CervoMed Inc. (NASDAQ: CRVO) announced key findings regarding neflamapimod's potential in treating dementia with Lewy bodies (DLB) at the Clinical Trials on Alzheimer's Disease Conference (CTAD). The presentations highlighted a significant reduction in plasma GFAP levels (p=0.015 vs placebo) in Phase 2a trials, indicating reduced neurodegenerative disease activity. The ongoing RewinD-LB Phase 2b study has successfully enrolled DLB patients without tau pathology, optimizing the potential treatment effect. Topline results are expected in December.
Biomarker Data and Clinical Activity
Data from the AscenD-LB Phase 2a trial confirmed that plasma glial fibrillary acidic protein (GFAP) is a robust measure of neurodegenerative disease activity in DLB. Neflamapimod treatment previously led to a significant reduction in plasma GFAP levels (p=0.015 versus placebo), and these reductions were associated with an improvement in clinical outcomes. These findings suggest that neflamapimod reduces neurodegenerative disease activity in the basal forebrain cholinergic system, mediating its clinical activity.
RewinD-LB Phase 2b Study Design and Patient Population
The RewinD-LB Phase 2b clinical study successfully enrolled a DLB patient population optimized to show the treatment effect of neflamapimod when topline data are reported in December. By exclusively enrolling patients without biomarker evidence of tau pathology, the sample size of RewinD-LB provides high statistical power to detect a statistically significant and clinically meaningful difference between neflamapimod and placebo. The study's sample size of 80 patients per arm provides greater than 95%, approaching 100% statistical power for meeting its primary endpoint, change in CDR-SB in neflamapimod-treated patients compared to placebo.

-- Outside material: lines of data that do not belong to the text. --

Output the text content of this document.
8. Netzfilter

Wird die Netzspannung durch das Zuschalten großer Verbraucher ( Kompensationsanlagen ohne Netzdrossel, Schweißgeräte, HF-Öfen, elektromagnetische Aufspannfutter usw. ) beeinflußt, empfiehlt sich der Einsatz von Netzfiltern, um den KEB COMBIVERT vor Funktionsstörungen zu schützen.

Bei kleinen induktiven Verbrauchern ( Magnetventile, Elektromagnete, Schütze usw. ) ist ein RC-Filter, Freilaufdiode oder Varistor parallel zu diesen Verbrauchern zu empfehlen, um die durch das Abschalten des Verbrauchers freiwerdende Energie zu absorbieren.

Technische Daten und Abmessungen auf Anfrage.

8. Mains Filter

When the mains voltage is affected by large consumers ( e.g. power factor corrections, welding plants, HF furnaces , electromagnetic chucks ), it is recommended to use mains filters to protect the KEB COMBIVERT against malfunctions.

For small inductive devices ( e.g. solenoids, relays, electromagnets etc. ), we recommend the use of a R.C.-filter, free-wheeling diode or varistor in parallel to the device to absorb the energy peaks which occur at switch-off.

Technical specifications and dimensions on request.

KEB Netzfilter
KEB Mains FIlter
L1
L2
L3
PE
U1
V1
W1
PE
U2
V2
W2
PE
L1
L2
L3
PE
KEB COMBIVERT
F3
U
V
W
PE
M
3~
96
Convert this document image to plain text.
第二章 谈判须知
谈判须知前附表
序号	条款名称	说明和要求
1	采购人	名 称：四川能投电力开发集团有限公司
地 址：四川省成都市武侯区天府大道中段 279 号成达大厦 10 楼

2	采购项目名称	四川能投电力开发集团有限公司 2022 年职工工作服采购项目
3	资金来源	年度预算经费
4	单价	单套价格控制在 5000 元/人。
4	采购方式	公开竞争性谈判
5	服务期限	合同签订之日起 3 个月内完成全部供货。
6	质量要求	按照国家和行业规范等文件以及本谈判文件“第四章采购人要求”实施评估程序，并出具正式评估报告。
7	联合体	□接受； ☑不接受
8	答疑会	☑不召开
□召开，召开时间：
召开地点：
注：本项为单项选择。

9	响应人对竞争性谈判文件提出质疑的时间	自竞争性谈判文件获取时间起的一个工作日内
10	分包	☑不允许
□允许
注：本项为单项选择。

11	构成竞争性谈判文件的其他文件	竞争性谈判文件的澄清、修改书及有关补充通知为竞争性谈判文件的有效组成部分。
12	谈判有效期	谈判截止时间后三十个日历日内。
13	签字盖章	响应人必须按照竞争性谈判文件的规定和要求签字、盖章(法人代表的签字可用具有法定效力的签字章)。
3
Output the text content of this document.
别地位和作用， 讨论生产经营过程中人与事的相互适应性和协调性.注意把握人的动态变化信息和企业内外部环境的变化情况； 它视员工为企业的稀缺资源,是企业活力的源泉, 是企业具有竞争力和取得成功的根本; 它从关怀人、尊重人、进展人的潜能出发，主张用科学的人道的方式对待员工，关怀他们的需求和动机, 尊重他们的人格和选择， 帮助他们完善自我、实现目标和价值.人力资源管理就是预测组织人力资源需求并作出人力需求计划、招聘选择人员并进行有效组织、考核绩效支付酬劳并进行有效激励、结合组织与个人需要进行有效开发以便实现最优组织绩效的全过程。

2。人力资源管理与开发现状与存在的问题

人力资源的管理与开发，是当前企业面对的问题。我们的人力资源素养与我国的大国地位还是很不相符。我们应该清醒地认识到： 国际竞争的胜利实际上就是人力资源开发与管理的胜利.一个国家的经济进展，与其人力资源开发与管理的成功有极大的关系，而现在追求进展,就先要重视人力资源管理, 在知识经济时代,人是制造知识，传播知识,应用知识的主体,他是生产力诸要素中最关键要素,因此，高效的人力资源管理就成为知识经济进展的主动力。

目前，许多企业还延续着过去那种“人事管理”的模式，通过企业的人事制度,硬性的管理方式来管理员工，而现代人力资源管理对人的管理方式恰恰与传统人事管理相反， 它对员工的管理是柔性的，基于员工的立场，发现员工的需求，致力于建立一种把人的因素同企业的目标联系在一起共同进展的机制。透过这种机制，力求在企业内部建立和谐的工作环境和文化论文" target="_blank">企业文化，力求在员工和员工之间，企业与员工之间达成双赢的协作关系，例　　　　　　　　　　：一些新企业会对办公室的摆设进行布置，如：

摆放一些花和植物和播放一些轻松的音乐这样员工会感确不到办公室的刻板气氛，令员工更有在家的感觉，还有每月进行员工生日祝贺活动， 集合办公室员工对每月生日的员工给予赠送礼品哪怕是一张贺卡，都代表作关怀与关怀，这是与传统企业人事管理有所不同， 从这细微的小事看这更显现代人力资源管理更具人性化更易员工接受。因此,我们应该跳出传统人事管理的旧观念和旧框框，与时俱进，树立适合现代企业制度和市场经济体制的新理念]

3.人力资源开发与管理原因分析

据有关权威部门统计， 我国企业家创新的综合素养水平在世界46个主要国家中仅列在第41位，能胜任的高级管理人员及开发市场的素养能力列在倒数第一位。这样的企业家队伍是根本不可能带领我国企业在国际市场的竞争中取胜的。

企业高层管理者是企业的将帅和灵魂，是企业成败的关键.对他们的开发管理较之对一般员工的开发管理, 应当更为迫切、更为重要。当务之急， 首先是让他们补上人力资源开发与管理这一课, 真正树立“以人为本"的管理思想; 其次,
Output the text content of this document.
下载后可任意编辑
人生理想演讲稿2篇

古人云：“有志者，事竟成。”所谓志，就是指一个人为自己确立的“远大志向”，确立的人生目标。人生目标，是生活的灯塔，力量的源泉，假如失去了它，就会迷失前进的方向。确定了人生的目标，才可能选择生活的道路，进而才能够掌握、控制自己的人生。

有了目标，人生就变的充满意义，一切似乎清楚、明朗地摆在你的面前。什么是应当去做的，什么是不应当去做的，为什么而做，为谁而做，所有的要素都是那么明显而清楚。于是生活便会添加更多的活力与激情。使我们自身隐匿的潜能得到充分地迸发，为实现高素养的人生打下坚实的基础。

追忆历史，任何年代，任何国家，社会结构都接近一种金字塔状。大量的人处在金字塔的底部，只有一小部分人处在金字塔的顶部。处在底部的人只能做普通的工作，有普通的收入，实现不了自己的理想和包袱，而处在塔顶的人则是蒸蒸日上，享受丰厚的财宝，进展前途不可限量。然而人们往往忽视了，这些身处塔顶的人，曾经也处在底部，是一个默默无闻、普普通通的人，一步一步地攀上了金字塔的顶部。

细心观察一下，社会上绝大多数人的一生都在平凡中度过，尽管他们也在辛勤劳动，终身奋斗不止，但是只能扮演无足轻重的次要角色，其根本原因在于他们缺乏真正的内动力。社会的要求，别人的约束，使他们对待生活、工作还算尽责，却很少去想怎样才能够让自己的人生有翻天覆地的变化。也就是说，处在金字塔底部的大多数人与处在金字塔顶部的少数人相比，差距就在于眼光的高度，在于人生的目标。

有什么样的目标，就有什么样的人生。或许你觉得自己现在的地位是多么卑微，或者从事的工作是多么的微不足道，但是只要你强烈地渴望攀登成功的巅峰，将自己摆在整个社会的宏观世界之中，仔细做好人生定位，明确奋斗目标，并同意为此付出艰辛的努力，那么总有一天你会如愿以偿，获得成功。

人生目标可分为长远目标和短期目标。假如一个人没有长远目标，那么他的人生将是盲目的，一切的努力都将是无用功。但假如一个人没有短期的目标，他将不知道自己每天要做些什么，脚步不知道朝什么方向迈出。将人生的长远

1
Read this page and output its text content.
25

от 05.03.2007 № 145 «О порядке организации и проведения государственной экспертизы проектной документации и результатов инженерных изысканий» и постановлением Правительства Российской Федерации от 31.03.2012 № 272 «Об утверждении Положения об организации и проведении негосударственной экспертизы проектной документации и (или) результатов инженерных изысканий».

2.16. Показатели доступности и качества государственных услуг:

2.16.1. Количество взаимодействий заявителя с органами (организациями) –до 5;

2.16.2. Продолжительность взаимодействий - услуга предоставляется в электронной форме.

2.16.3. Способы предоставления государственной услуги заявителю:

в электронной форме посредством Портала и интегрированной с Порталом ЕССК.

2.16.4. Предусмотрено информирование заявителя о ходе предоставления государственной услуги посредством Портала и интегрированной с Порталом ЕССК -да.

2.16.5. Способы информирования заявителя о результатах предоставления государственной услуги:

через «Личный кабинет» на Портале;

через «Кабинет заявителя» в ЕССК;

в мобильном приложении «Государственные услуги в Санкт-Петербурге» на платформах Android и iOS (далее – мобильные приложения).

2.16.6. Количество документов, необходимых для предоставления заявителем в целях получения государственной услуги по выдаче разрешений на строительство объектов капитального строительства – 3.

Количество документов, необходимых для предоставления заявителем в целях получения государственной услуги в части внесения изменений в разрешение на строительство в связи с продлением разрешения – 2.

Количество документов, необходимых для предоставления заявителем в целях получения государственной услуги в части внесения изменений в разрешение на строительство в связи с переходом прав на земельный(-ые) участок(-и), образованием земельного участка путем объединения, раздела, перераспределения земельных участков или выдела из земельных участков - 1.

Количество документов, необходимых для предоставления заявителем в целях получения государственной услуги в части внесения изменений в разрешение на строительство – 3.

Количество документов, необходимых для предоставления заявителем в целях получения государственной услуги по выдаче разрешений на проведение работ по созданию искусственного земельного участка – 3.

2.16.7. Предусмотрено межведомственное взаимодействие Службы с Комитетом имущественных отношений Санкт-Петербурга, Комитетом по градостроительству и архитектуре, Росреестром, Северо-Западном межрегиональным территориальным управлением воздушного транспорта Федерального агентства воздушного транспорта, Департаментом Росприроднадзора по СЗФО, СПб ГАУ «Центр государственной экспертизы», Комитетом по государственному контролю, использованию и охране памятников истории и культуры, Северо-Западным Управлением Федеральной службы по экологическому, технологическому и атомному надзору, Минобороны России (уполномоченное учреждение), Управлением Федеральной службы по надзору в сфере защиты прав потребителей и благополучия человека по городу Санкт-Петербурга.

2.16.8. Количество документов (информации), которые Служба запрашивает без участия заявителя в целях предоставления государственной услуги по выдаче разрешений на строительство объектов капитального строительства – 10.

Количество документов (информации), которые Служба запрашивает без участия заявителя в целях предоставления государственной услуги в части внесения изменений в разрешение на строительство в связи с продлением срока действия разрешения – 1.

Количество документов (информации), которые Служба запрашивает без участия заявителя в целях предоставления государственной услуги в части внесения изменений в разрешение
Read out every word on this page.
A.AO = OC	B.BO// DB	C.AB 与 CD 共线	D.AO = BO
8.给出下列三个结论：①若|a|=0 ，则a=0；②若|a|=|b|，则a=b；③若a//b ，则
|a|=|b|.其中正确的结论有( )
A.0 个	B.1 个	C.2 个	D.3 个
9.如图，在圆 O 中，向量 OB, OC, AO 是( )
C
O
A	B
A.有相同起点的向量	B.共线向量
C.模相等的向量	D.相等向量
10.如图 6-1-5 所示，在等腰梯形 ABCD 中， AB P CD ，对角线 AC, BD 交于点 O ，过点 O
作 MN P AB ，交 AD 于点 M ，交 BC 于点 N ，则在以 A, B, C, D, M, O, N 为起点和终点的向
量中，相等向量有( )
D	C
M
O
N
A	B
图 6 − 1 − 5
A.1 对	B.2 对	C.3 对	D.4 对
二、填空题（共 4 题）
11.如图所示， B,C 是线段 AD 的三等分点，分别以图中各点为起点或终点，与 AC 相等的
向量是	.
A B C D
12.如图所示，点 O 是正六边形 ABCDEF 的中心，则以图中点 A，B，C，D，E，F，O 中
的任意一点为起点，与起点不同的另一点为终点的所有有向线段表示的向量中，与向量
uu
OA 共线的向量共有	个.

Market Opportunity and Unmet Need
DLB affects over 1.4 million patients in the U.S. and EU, and there are currently no approved treatments. Positive results from the RewinD-LB Phase 2b trial could position neflamapimod as a first-in-class therapy for this significant unmet medical need.
Executive Commentary
"DLB is a rapidly debilitating condition affecting over 1.4 million patients in the U.S. and EU that has no approved treatment," said John Alam, MD, Chief Executive Officer of CervoMed. "As we approach the December topline results for our innovative proof-of-concept RewinD-LB Phase 2b clinical trial of neflamapimod, we are excited to share additional results on the effect of neflamapimod treatment on an important biomarker of DLB neurodegenerative disease activity, as well as the baseline characteristics of the patients enrolled into the Phase 2b study. Taken together, we believe the findings further increase the probability of success of the clinical trial."